Strange Sally Diamond

1. General Impressions

Gather initial thoughts and broad opinions about the book.

  • How did the interplay of genres (crime novel, mystery, family drama) affect your interaction with the text? Do you normally read any or all of these genres? Did that experience with other texts affect how you viewed Strange Sally Diamond?
  • Does the novel suggest that it’s possible to escape the past?

2. Personal Reflection and Connection

Encourage readers to connect the book’s themes and characters with their personal experiences.

  • Sally doesn’t see a point in funerals. What rituals around death do you find comforting, and which do you find unimportant or personally meaningless?
  • Strange Sally Diamond looks at the “nature versus nurture” debate, given Sally and Peter’s upbringings. Which of these forces do you feel is more powerful in determining one’s character?
  • Do you feel that Sally should have given Mark money from the house sale? Why or why not?
  • Thomas doesn’t push Sally to expand her social circle to let her avoid more pain. Do you think pain should always, never, or sometimes be avoided? What are the limits and reasoning behind your answer?
  • Have you ever had an aspect of your identity that others consider negative but that you consider positive? If so, what, and how does this positively affect your life?
  • Have you ever broken an unspoken social rule? What happened?

3. Societal and Cultural Context

Examine the book’s relevance to societal issues, historical events, or cultural themes.

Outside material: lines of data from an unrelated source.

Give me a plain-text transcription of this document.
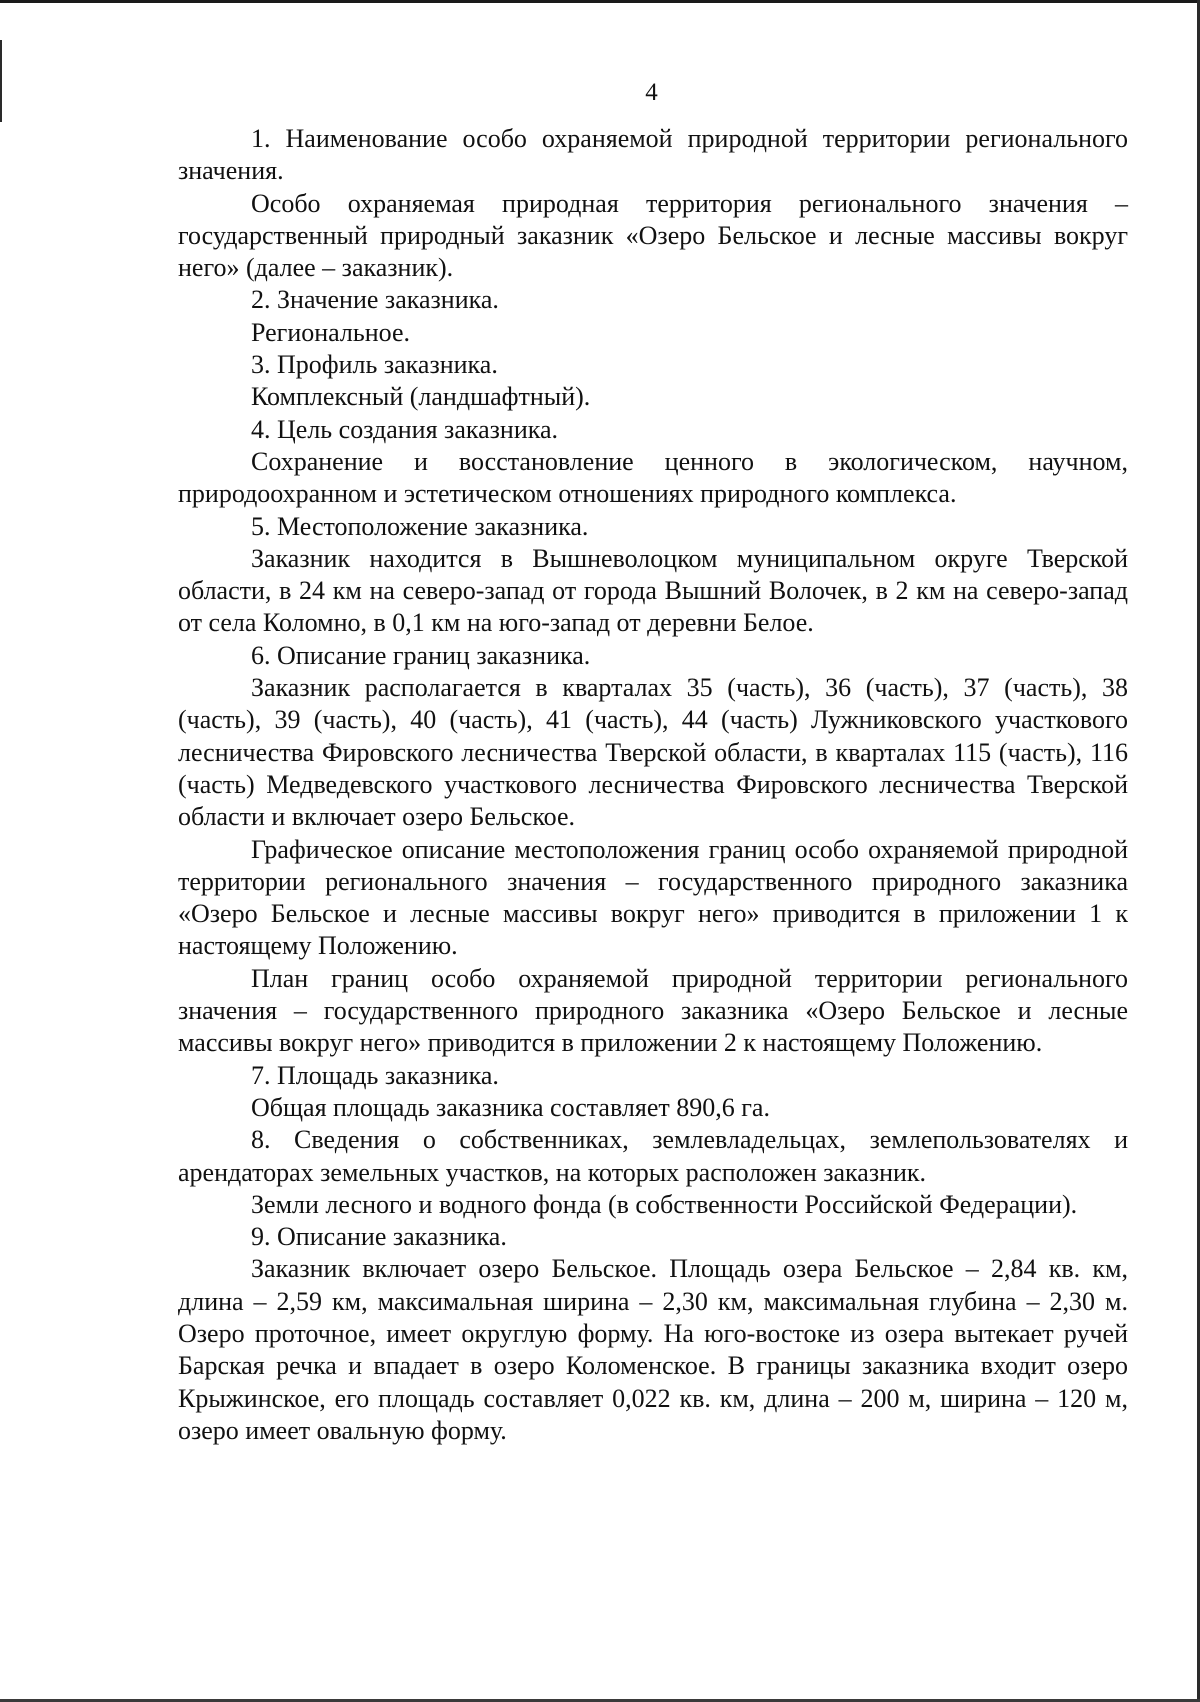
4

1. Наименование особо охраняемой природной территории регионального значения.

Особо охраняемая природная территория регионального значения – государственный природный заказник «Озеро Бельское и лесные массивы вокруг него» (далее – заказник).

2. Значение заказника.

Региональное.

3. Профиль заказника.

Комплексный (ландшафтный).

4. Цель создания заказника.

Сохранение и восстановление ценного в экологическом, научном, природоохранном и эстетическом отношениях природного комплекса.

5. Местоположение заказника.

Заказник находится в Вышневолоцком муниципальном округе Тверской области, в 24 км на северо-запад от города Вышний Волочек, в 2 км на северо-запад от села Коломно, в 0,1 км на юго-запад от деревни Белое.

6. Описание границ заказника.

Заказник располагается в кварталах 35 (часть), 36 (часть), 37 (часть), 38 (часть), 39 (часть), 40 (часть), 41 (часть), 44 (часть) Лужниковского участкового лесничества Фировского лесничества Тверской области, в кварталах 115 (часть), 116 (часть) Медведевского участкового лесничества Фировского лесничества Тверской области и включает озеро Бельское.

Графическое описание местоположения границ особо охраняемой природной территории регионального значения – государственного природного заказника «Озеро Бельское и лесные массивы вокруг него» приводится в приложении 1 к настоящему Положению.

План границ особо охраняемой природной территории регионального значения – государственного природного заказника «Озеро Бельское и лесные массивы вокруг него» приводится в приложении 2 к настоящему Положению.

7. Площадь заказника.

Общая площадь заказника составляет 890,6 га.

8. Сведения о собственниках, землевладельцах, землепользователях и арендаторах земельных участков, на которых расположен заказник.

Земли лесного и водного фонда (в собственности Российской Федерации).

9. Описание заказника.

Заказник включает озеро Бельское. Площадь озера Бельское – 2,84 кв. км, длина – 2,59 км, максимальная ширина – 2,30 км, максимальная глубина – 2,30 м. Озеро проточное, имеет округлую форму. На юго-востоке из озера вытекает ручей Барская речка и впадает в озеро Коломенское. В границы заказника входит озеро Крыжинское, его площадь составляет 0,022 кв. км, длина – 200 м, ширина – 120 м, озеро имеет овальную форму.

  • Angela understands some of the social pressures Sally faces because Angela faces discrimination as a lesbian. Do you feel that the novel’s view of how different forms of social discrimination can create unity is realistic or optimistic?
  • What does Thomas tell us about ethics in psychotherapy? Based on your understanding of therapist-patient relationships, do you think Thomas acted in the best interests of his patients?

4. Literary Analysis

Dive into the book’s structure, characters, themes, and symbolism.

  • How do different characters attempt to reimagine their childhoods through interacting with other children or childhood objects? What does this accomplish for those characters?
  • How does the novel frame Peter’s “disease” as similar to or different from Sally’s self-isolation?
  • What everyday objects symbolize the past in the novel?
  • What do the flashback chapters from Peter’s perspective tell you about how characters in the novel tell stories about or make sense of their own histories?

5. Creative Engagement

Encourage imaginative and creative connections to the book.

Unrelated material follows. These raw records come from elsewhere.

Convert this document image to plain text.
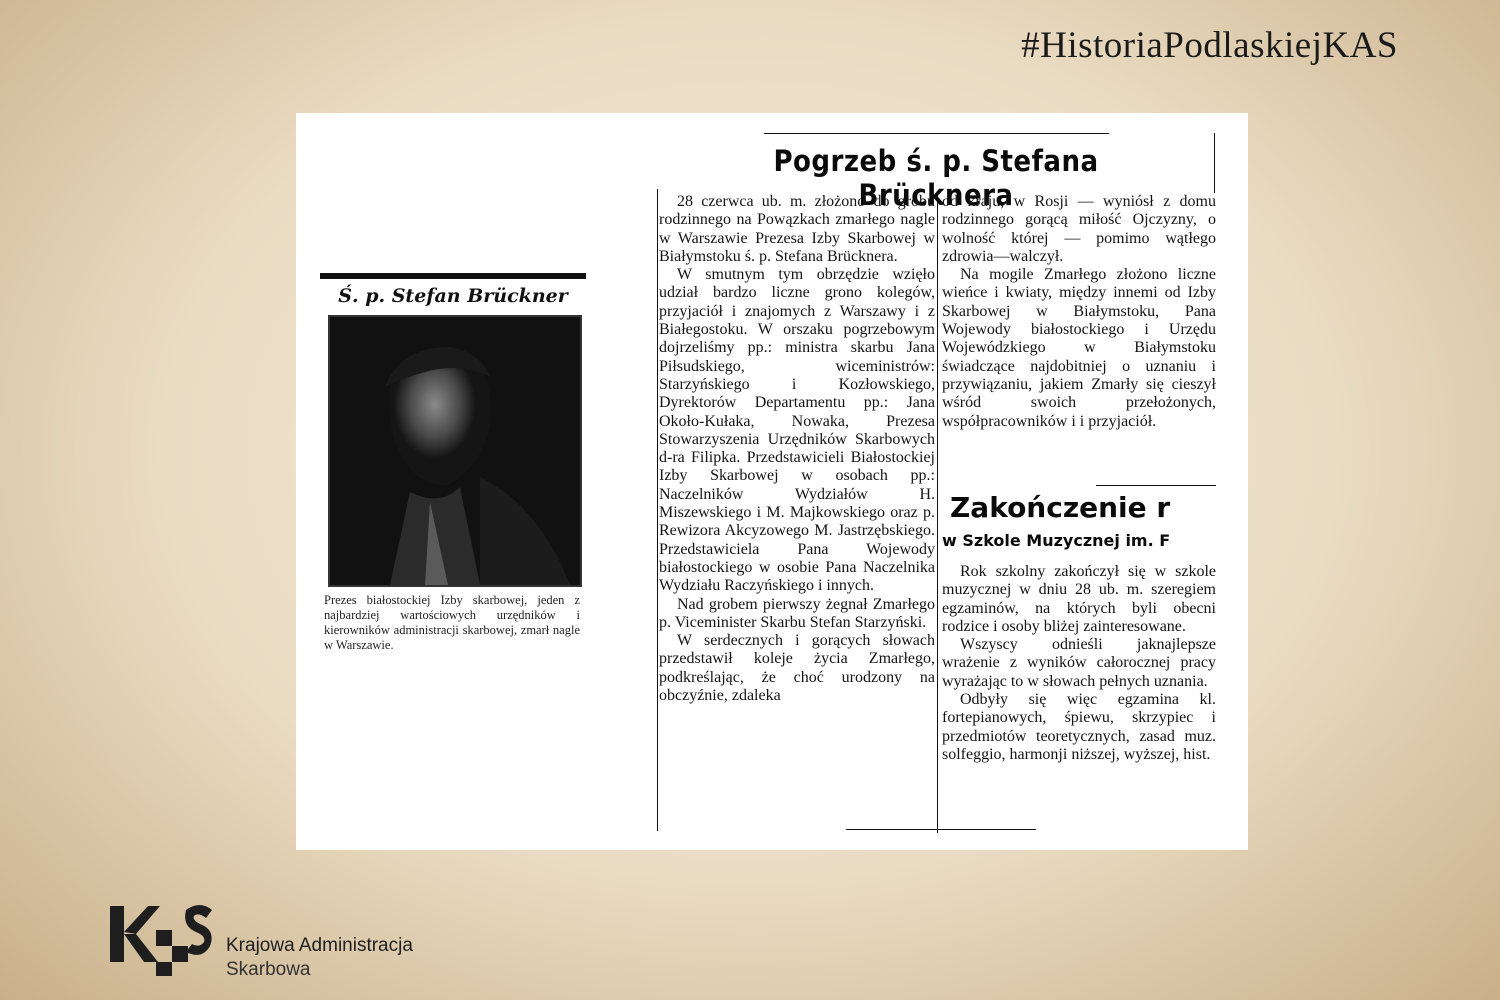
#HistoriaPodlaskiejKAS
Ś. p. Stefan Brückner
Prezes białostockiej Izby skarbowej, jeden z najbardziej wartościowych urzędników i kierowników administracji skarbowej, zmarł nagle w Warszawie.
Pogrzeb ś. p. Stefana Brücknera

28 czerwca ub. m. złożono do grobu rodzinnego na Powązkach zmarłego nagle w Warszawie Prezesa Izby Skarbowej w Białymstoku ś. p. Stefana Brücknera.

W smutnym tym obrzędzie wzięło udział bardzo liczne grono kolegów, przyjaciół i znajomych z Warszawy i z Białegostoku. W orszaku pogrzebowym dojrzeliśmy pp.: ministra skarbu Jana Piłsudskiego, wiceministrów: Starzyńskiego i Kozłowskiego, Dyrektorów Departamentu pp.: Jana Około-Kułaka, Nowaka, Prezesa Stowarzyszenia Urzędników Skarbowych d-ra Filipka. Przedstawicieli Białostockiej Izby Skarbowej w osobach pp.: Naczelników Wydziałów H. Miszewskiego i M. Majkowskiego oraz p. Rewizora Akcyzowego M. Jastrzębskiego. Przedstawiciela Pana Wojewody białostockiego w osobie Pana Naczelnika Wydziału Raczyńskiego i innych.

Nad grobem pierwszy żegnał Zmarłego p. Viceminister Skarbu Stefan Starzyński.

W serdecznych i gorących słowach przedstawił koleje życia Zmarłego, podkreślając, że choć urodzony na obczyźnie, zdaleka

od kraju, w Rosji — wyniósł z domu rodzinnego gorącą miłość Ojczyzny, o wolność której — pomimo wątłego zdrowia—walczył.

Na mogile Zmarłego złożono liczne wieńce i kwiaty, między innemi od Izby Skarbowej w Białymstoku, Pana Wojewody białostockiego i Urzędu Wojewódzkiego w Białymstoku świadczące najdobitniej o uznaniu i przywiązaniu, jakiem Zmarły się cieszył wśród swoich przełożonych, współpracowników i i przyjaciół.

Zakończenie r
w Szkole Muzycznej im. F

Rok szkolny zakończył się w szkole muzycznej w dniu 28 ub. m. szeregiem egzaminów, na których byli obecni rodzice i osoby bliżej zainteresowane.

Wszyscy odnieśli jaknajlepsze wrażenie z wyników całorocznej pracy wyrażając to w słowach pełnych uznania.

Odbyły się więc egzamina kl. fortepianowych, śpiewu, skrzypiec i przedmiotów teoretycznych, zasad muz. solfeggio, harmonji niższej, wyższej, hist.

Krajowa Administracja
Skarbowa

  • The novel ends with Amanda receiving a teddy bear in the mail. What do you think would happen next in the narrative if the story continued?
  • Compare Strange Sally Diamond to other books about children who grow up in isolation. (Consider, for example Emma Donohue’s Room or Delia Owens’s Where the Crawdads Sing.) Based on this comparison, how do different forms of “isolation” have different effects? How do you think Sally would react to the situations in one of those novels (or the characters in one of those novels to Sally’s situation)?
  • Craft a newspaper article, script to a news clip, or another form of media that describes the novel at its beginning, and then a “follow up” piece for the end. How would these media items differ?